Spazio Dei Sospiri

2011

 

Spazio dei Sospiri

pour orchestre (2011).

Commande de l’Orchestre Philharmonique de Liège pour son 50e anniversaire

Soupirs, à l’instar de ces silences en musique qui allègent et altèrent progressivement la trame luxuriante initiale, comme pour mieux faire entendre la sensibilité exquise d’une musique de chambre imaginaire transposée dans le monde de l’orchestre. Soupirs encore, sous la forme de respirations profondes proposées par les musiciens au milieu de l’œuvre ; d’abord par les vents, soufflant dans leur instrument sans faire entendre de hauteurs, seulement un frémissement poétique bruiteux imité ensuite par les cordes frottant leur archet de manière inhabituelle, juste pour offrir le chuintement métaphorique des désirs de sons entendus ou à entendre. Bref, cet « Espace de Soupirs » nous raconte évidemment une histoire à inventer pour chacun, une métaphore, à l’instar du « Sospiro » du madrigal italien dont il s’inspire. Mais loin de vouloir faire une allusion directe à ce genre musical, l’œuvre use de manière déguisée certaines de ses techniques, depuis l’expression mélodique (monodique) initiale, projetée petit à petit dans des espaces polyphoniques pour enfin trouver sa plénitude dans une écriture homorythmique « grandioso ». Le Lamento baroque est aussi de la partie, au même titre que Monteverdi. Ainsi, un petit cycle chromatique descendant s’articule-t-il d’abord caché au tréfonds de l’écriture pour peu à peu se révéler à la fin de l’oeuvre sous la forme d’un ostinato de harpe qui conclura ces désirs de soupirs conçus autour d’un travail orchestral en clair-obscur.

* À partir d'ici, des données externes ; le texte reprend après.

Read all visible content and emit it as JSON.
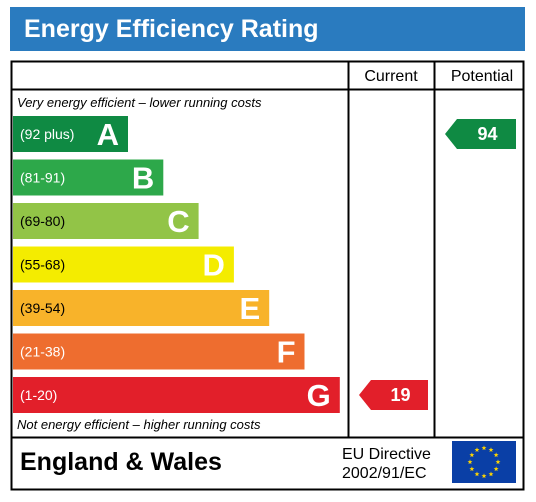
{
  "title": "Energy Efficiency Rating",
  "colors": {
    "title_bar": "#2a7bbf",
    "border": "#000000",
    "eu_flag": "#0a3fa6",
    "eu_stars": "#ffd500"
  },
  "chart_data": {
    "type": "bar",
    "title": "Energy Efficiency Rating",
    "top_note": "Very energy efficient – lower running costs",
    "bottom_note": "Not energy efficient – higher running costs",
    "columns": [
      "Current",
      "Potential"
    ],
    "bands": [
      {
        "letter": "A",
        "range": "(92 plus)",
        "min": 92,
        "max": 100,
        "color": "#0f8a43"
      },
      {
        "letter": "B",
        "range": "(81-91)",
        "min": 81,
        "max": 91,
        "color": "#2da84a"
      },
      {
        "letter": "C",
        "range": "(69-80)",
        "min": 69,
        "max": 80,
        "color": "#92c447"
      },
      {
        "letter": "D",
        "range": "(55-68)",
        "min": 55,
        "max": 68,
        "color": "#f4ec00"
      },
      {
        "letter": "E",
        "range": "(39-54)",
        "min": 39,
        "max": 54,
        "color": "#f8b32a"
      },
      {
        "letter": "F",
        "range": "(21-38)",
        "min": 21,
        "max": 38,
        "color": "#ee6d2f"
      },
      {
        "letter": "G",
        "range": "(1-20)",
        "min": 1,
        "max": 20,
        "color": "#e21f2a"
      }
    ],
    "current": {
      "value": 19,
      "band": "G",
      "color": "#e21f2a"
    },
    "potential": {
      "value": 94,
      "band": "A",
      "color": "#0f8a43"
    }
  },
  "footer": {
    "region": "England & Wales",
    "directive_line1": "EU Directive",
    "directive_line2": "2002/91/EC"
  }
}
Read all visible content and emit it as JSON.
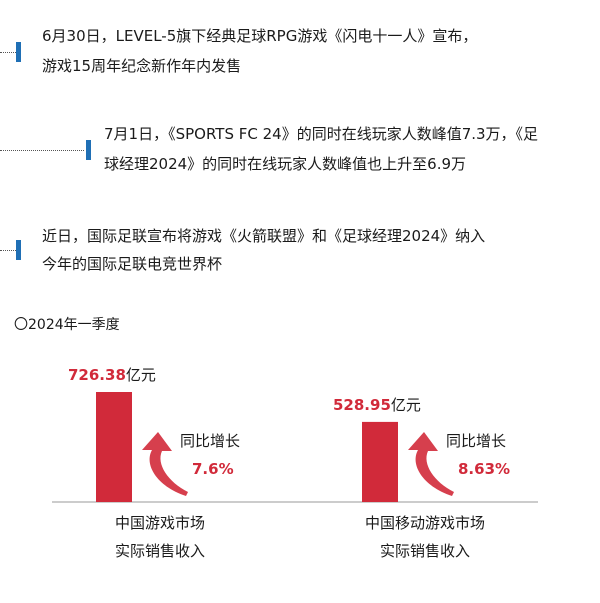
{
  "timeline": [
    {
      "line1": "6月30日，LEVEL-5旗下经典足球RPG游戏《闪电十一人》宣布，",
      "line2": "游戏15周年纪念新作年内发售"
    },
    {
      "line1": "7月1日，《SPORTS FC 24》的同时在线玩家人数峰值7.3万，《足",
      "line2": "球经理2024》的同时在线玩家人数峰值也上升至6.9万"
    },
    {
      "line1": "近日，国际足联宣布将游戏《火箭联盟》和《足球经理2024》纳入",
      "line2": "今年的国际足联电竞世界杯"
    }
  ],
  "chart_title": "〇2024年一季度",
  "colors": {
    "bar": "#d12a3a",
    "marker": "#1f6fb5",
    "text": "#1a1a1a",
    "axis": "#999999"
  },
  "chart_data": {
    "type": "bar",
    "title": "〇2024年一季度",
    "unit": "亿元",
    "categories": [
      {
        "line1": "中国游戏市场",
        "line2": "实际销售收入"
      },
      {
        "line1": "中国移动游戏市场",
        "line2": "实际销售收入"
      }
    ],
    "values": [
      726.38,
      528.95
    ],
    "value_labels": [
      "726.38",
      "528.95"
    ],
    "growth_label": "同比增长",
    "growth": [
      "7.6%",
      "8.63%"
    ],
    "grid": false
  }
}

Quant à l’Orient cher au compositeur, il n’est jamais très loin, transpirant au gré des mélismes et des glissandi qui caractérisent la mélodie initiale. Celle-ci offrira d’ailleurs l’unique matériau de la pièce. Un assemblage de rythmes fuyants et d’intervalles obsessionnels qui contamineront peu à peu une texture faite d’alliages subtils et variés de couleurs instrumentales, pourtant déjà très présents dès les premières mesures.

Reste l’engagement du compositeur qui se manifeste par la métaphore du « Pont des Soupirs » vénitien (histoire de donner un surcroît de sens aux lignes précédentes), édifice architectural trop célèbre, qui reliait le Palais de Doges avec sa prison. Plaintes et lamentations seront donc présentes dans cette musique, à l’image de celles de ces prisonniers, le plus souvent politiques, qui profitaient d’un dernier regard de liberté avant de s’engouffrer dans l’obscurité des salles néfastes.

Dès lors, « Spazio dei sospiri » se veut comme un « pont miniature » jeté entre la chorégraphie indienne vigoureuse du Ramayana et la dramaturgie d’Arianne (ah, son merveilleux Lamento !), l’obscurité plaintive et l’espoir qui taraudent chaque prisonnier enfermé injustement, qu’il soit du passé, présent ou à venir ; le tout en quelques minutes où Mouvements, Espace et Soupirs nous parlent d’un jeu de l’âme contemporaine.

Cette pièce d’orchestre fut créée à l’Auditorium du Nouveau Siècle de Lille (France) le 10 février 2011 par L’Orchestre Philharmonique de Liège et de la Communauté Wallonie-Bruxelles sous la direction de Petri Sakari,

L’œuvre est dédiée à Jean-Pierre Rousseau, en remerciement à toute l’attention qu’il a prodiguée à ma musique au cours de ces dernières années à la Direction de cet orchestre magnifique.

Membre(s)
Durée
0:13:0
Effectif

Orchestre symphonique (3,3,3,3 - 4,3,3,1 - 3perc, timb, hpe - cordes) (13 min.)